Serge Boulgakov, Judas Iscarioth, l’apôtre félon, traduit du russe par Michel Niqueux, Genève, Éditions des Syrtes, 2015
par Nicolas Mulot
[ EXTRAITS DU NUMÉRO 50/MARS-MAI 2016 ]
Les Éditions des Syrtes viennent de publier un essai inédit en France du Père Serge Boulgakov. Ce texte est paru initialement en 1931 dans la revue Put’, organe de la pensée religieuse russe. Boulgakov y développe une réflexion à la fois historique et théologique sur la plus grande trahison de l’histoire. Dans l’imaginaire collectif, Judas représente le type même du traître, celui qui «s’est revêtu de la malédiction comme d’un vêtement» (Ps 109). Pourtant cette image traditionnelle n’a cessé d’être remise en question depuis le XVIIIe siècle. Nombre d’auteurs ont cherché à percer le mystère du personnage et même, par goût de la subversion, à le réhabiliter. C’est ce mystère que scrute Boulgakov dans son essai. Mystère de l’iniquité, mais aussi de la coexistence en une âme de la lumière et des ténèbres. Le nom Judas peut être traduit par «louange à Dieu». Mais dans son usage courant il est devenu le symbole de l’infamie et de la traîtrise.

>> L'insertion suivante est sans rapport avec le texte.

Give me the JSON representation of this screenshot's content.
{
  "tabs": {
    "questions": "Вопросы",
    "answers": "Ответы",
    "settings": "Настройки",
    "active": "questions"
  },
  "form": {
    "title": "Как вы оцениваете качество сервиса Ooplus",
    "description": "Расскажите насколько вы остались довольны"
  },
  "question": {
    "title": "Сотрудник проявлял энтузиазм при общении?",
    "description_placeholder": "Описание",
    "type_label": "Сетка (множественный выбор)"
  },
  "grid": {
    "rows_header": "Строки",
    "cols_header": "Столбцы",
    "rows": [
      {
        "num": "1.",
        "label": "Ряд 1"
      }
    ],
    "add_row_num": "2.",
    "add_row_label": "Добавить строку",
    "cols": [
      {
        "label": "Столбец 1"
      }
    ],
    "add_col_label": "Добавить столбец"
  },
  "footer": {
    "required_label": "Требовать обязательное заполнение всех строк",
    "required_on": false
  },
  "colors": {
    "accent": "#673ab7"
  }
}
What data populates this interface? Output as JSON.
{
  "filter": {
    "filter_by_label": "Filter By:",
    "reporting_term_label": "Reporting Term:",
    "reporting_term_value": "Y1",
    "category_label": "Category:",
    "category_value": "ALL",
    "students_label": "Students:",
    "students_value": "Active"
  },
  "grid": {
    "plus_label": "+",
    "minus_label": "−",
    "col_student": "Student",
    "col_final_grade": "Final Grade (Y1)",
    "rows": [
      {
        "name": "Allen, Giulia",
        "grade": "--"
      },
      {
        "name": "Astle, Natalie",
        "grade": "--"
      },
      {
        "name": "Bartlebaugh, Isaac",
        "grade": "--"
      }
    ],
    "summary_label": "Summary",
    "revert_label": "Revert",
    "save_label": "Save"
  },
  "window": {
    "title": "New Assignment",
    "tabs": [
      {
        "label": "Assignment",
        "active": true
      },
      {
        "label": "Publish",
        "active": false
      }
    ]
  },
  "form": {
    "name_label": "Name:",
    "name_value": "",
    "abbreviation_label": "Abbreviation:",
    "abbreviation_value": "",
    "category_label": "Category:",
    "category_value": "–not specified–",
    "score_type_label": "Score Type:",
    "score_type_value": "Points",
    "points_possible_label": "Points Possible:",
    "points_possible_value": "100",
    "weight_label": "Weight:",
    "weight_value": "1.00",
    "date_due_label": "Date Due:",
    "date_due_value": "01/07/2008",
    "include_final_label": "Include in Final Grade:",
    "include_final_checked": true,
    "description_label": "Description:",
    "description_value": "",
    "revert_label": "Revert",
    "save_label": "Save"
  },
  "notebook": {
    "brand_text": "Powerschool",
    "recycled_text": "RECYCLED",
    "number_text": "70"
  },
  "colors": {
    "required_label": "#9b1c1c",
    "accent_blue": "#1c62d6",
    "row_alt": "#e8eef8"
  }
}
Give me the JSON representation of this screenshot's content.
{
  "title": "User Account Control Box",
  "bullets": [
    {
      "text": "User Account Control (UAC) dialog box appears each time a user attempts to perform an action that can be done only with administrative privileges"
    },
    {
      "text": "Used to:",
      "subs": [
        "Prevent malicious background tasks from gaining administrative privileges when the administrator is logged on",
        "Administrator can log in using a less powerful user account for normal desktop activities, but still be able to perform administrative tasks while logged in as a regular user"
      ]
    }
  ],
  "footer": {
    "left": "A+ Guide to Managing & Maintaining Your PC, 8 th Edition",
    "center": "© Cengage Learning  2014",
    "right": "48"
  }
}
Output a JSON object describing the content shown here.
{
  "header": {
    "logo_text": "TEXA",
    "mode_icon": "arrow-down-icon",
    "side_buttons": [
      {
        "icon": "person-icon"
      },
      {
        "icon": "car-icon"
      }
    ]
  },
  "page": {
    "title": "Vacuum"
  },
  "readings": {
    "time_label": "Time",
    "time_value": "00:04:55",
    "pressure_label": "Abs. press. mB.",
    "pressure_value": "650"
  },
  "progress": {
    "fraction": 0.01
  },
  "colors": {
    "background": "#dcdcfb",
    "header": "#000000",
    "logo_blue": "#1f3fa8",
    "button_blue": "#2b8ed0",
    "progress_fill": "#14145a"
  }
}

L’énigme que posent la destinée de Judas et sa défection constitue ce que Boulgakov appelle une crux theologiae. Pour le théologien russe, l’apôtre traître incarne «le problème de la tragédie de la personne humaine en général» (p. 122). Cette tragédie se présente sous deux aspects, l’un politique, l’autre métaphysique. Judas voyait en Jésus le messie-roi qui devait libérer Israël du joug romain et restaurer sa puissance terrestre. La prophétie du Serviteur souffrant, que le Christ devait accomplir, il ne pouvait l’accepter. Son messianisme était politique et triomphaliste. Comme le remarque Boulgakov, la conception du monde de Judas est «la porte par laquelle Satan est entré dans son âme» (p. 56). Dans l’Évangile de saint Luc, il est dit que «Satan entra dans Judas» (Lc 22, 3). Une affirmation similaire se trouve en Jn 13, 2. Boulgakov analyse avec objectivité ces versets, édulcorés dans l’exégèse contemporaine. Pour lui, Judas est devenu un instrument de Satan car «il a perdu la capacité de distinguer sa propre pensée des insinuations démoniaques». Il conclut: «Il est lui-même Satan!» (p. 56). Mais Boulgakov ne parvient pas toujours à concilier cette affirmation redoutable avec son hypothèse de départ, à savoir que Judas aurait trahi le Christ par amour, un amour enténébré certes, obscurci par l’idéologie, mais indéfectible.